Each COVID-19 wave was defined as the period starting in the week in which the country surpassed a weekly incidence risk of 30 cases per 100 000 individuals and ending in the following week in which the weekly incidence dropped below that value. 13, 14 The omicrondominated wave crossed the weekly incidence risk threshold in the last week of November, 2021. The start of each of these four wave periods selected also correlated with most cases being due to the Asp614Gly mutation, beta variant, delta variant, and omicron variant, respectively. 3 The full wave periods were included for all four waves: wave 1 lasted from week 24 to week 34, 2020 (June 7 to Aug 22; 76 days); wave 2 lasted from week 47, 2020, to week 5, 2021 (Nov 15, 2020, to Feb 6, 2021; 83 days); wave 3 lasted from week 19 to week 37, 2021 (May 9 to Sept 18; 132 days); and wave 4 lasted from week 47, 2021, to week 3, 2022 (Nov 21, 2021, to Jan 22, 2022; 62 days).

Analysis of disease severity was restricted to patients admitted to hospital who had already accumulated outcomes; all patients still in hospital or transferred to other hospitals without final outcomes were excluded because they remained at risk of developing severe outcomes, including death.
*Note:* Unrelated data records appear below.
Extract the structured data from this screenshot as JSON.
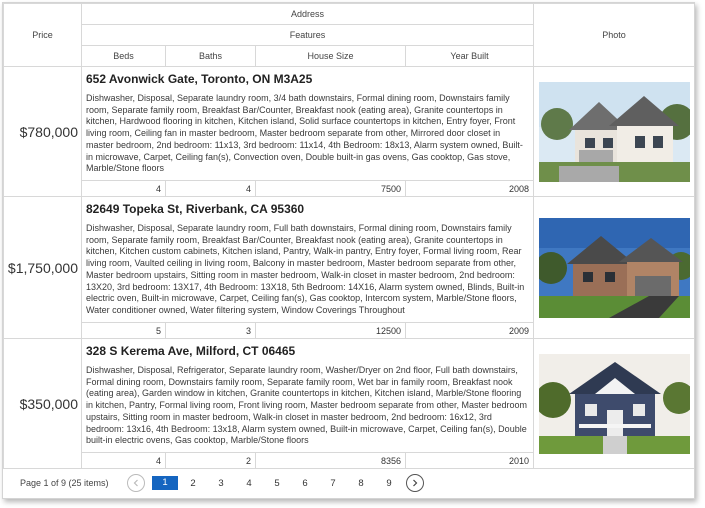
{
  "header": {
    "price": "Price",
    "address": "Address",
    "features": "Features",
    "beds": "Beds",
    "baths": "Baths",
    "house_size": "House Size",
    "year_built": "Year Built",
    "photo": "Photo"
  },
  "rows": [
    {
      "price": "$780,000",
      "address": "652 Avonwick Gate, Toronto, ON M3A25",
      "features": "Dishwasher, Disposal, Separate laundry room, 3/4 bath downstairs, Formal dining room, Downstairs family room, Separate family room, Breakfast Bar/Counter, Breakfast nook (eating area), Granite countertops in kitchen, Hardwood flooring in kitchen, Kitchen island, Solid surface countertops in kitchen, Entry foyer, Front living room, Ceiling fan in master bedroom, Master bedroom separate from other, Mirrored door closet in master bedroom, 2nd bedroom: 11x13, 3rd bedroom: 11x14, 4th Bedroom: 18x13, Alarm system owned, Built-in microwave, Carpet, Ceiling fan(s), Convection oven, Double built-in gas ovens, Gas cooktop, Gas stove, Marble/Stone floors",
      "beds": "4",
      "baths": "4",
      "house_size": "7500",
      "year_built": "2008"
    },
    {
      "price": "$1,750,000",
      "address": "82649 Topeka St, Riverbank, CA 95360",
      "features": "Dishwasher, Disposal, Separate laundry room, Full bath downstairs, Formal dining room, Downstairs family room, Separate family room, Breakfast Bar/Counter, Breakfast nook (eating area), Granite countertops in kitchen, Kitchen custom cabinets, Kitchen island, Pantry, Walk-in pantry, Entry foyer, Formal living room, Rear living room, Vaulted ceiling in living room, Balcony in master bedroom, Master bedroom separate from other, Master bedroom upstairs, Sitting room in master bedroom, Walk-in closet in master bedroom, 2nd bedroom: 13X20, 3rd bedroom: 13X17, 4th Bedroom: 13X18, 5th Bedroom: 14X16, Alarm system owned, Blinds, Built-in electric oven, Built-in microwave, Carpet, Ceiling fan(s), Gas cooktop, Intercom system, Marble/Stone floors, Water conditioner owned, Water filtering system, Window Coverings Throughout",
      "beds": "5",
      "baths": "3",
      "house_size": "12500",
      "year_built": "2009"
    },
    {
      "price": "$350,000",
      "address": "328 S Kerema Ave, Milford, CT 06465",
      "features": "Dishwasher, Disposal, Refrigerator, Separate laundry room, Washer/Dryer on 2nd floor, Full bath downstairs, Formal dining room, Downstairs family room, Separate family room, Wet bar in family room, Breakfast nook (eating area), Garden window in kitchen, Granite countertops in kitchen, Kitchen island, Marble/Stone flooring in kitchen, Pantry, Formal living room, Front living room, Master bedroom separate from other, Master bedroom upstairs, Sitting room in master bedroom, Walk-in closet in master bedroom, 2nd bedroom: 16x12, 3rd bedroom: 13x16, 4th Bedroom: 13x18, Alarm system owned, Built-in microwave, Carpet, Ceiling fan(s), Double built-in electric ovens, Gas cooktop, Marble/Stone floors",
      "beds": "4",
      "baths": "2",
      "house_size": "8356",
      "year_built": "2010"
    }
  ],
  "pager": {
    "info": "Page 1 of 9 (25 items)",
    "pages": [
      "1",
      "2",
      "3",
      "4",
      "5",
      "6",
      "7",
      "8",
      "9"
    ],
    "current_index": 0,
    "prev_icon": "chevron-left-icon",
    "next_icon": "chevron-right-icon"
  },
  "colors": {
    "accent": "#1565c0",
    "border": "#d8d8d8"
  }
}
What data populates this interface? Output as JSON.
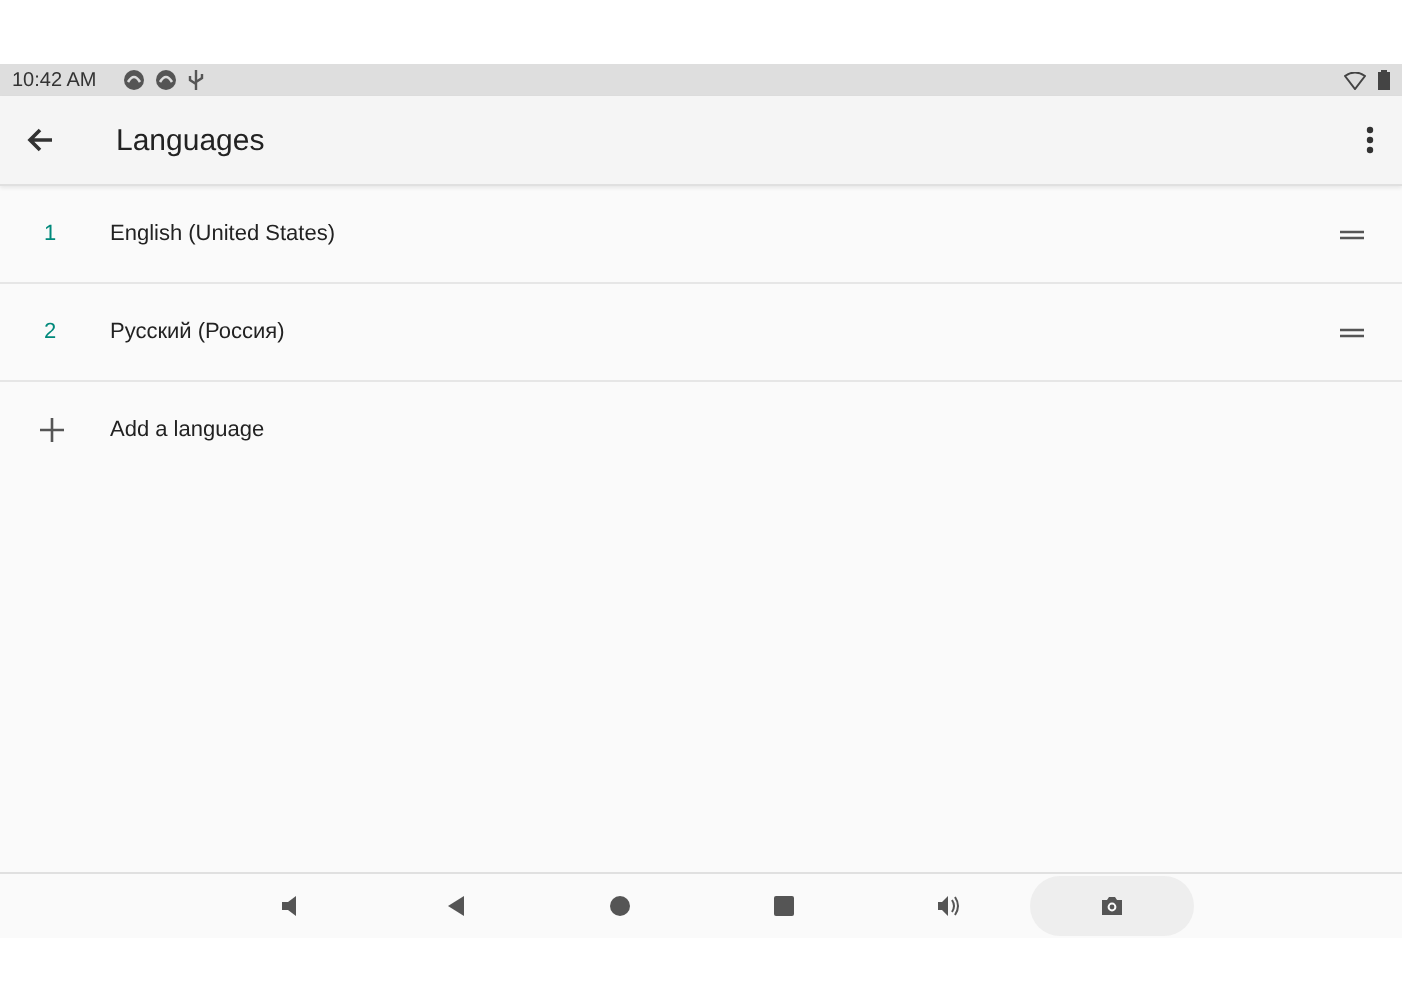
{
  "status_bar": {
    "time": "10:42 AM"
  },
  "app_bar": {
    "title": "Languages"
  },
  "languages": [
    {
      "number": "1",
      "name": "English (United States)"
    },
    {
      "number": "2",
      "name": "Русский (Россия)"
    }
  ],
  "add_action": {
    "label": "Add a language"
  },
  "nav_bar": {
    "buttons": [
      {
        "kind": "volume-down",
        "selected": false
      },
      {
        "kind": "back",
        "selected": false
      },
      {
        "kind": "home",
        "selected": false
      },
      {
        "kind": "recents",
        "selected": false
      },
      {
        "kind": "volume-up",
        "selected": false
      },
      {
        "kind": "screenshot",
        "selected": true
      }
    ]
  }
}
We used descriptive statistics to describe the trends in cases, hospital admissions, severe disease, and death over the equivalent periods of the Asp614Gly (first), beta (second), delta (third), and omicron (fourth) waves. Bivariate comparisons between wave periods used the Wilcoxon rank-sum (Mann-Whitney) test to compare continuous variables (length of stay), and the Pearson χ² test to compare categorical variables (disease severity, need of oxygen, need of intensive care, and death).

We used post-imputation random effect (on admission facility) multivariable logistic regression models to compare severe disease between waves. To account for incomplete or missing data on selected variables, we used multivariate imputation by chained equation and generated ten complete imputed datasets that were used for subsequent analyses. Variables analysed with multivariate imputation by chained equation included race and comorbidities, where up to a third of the data were missing. Complete or near-complete variables included in the imputation process were age, sex, province of hospitalisation, health sector (ie, public or private), disease severity, and in-hospital outcome (ie, discharged alive or died).

Age, sex, race, presence of a comorbidity (including hypertension, diabetes, chronic cardiac disease, chronic kidney disease, asthma or chronic pulmonary disease, cancer, HIV, or tuberculosis), type of health sector (private or public), and province of hospitalisation were included in the model to assess the relationship between each wave period and disease severity in patients with a positive SARS-CoV-2 test who were admitted to hospital. The presence of obesity, while important, was excluded from the analysis due to poor data completeness for this variable. The statistical analysis was implemented using Stata, version 15. We followed STROBE guideline recommendations.

The funders of the study had no role in study design, data collection, data analysis, data interpretation, or writing of the report.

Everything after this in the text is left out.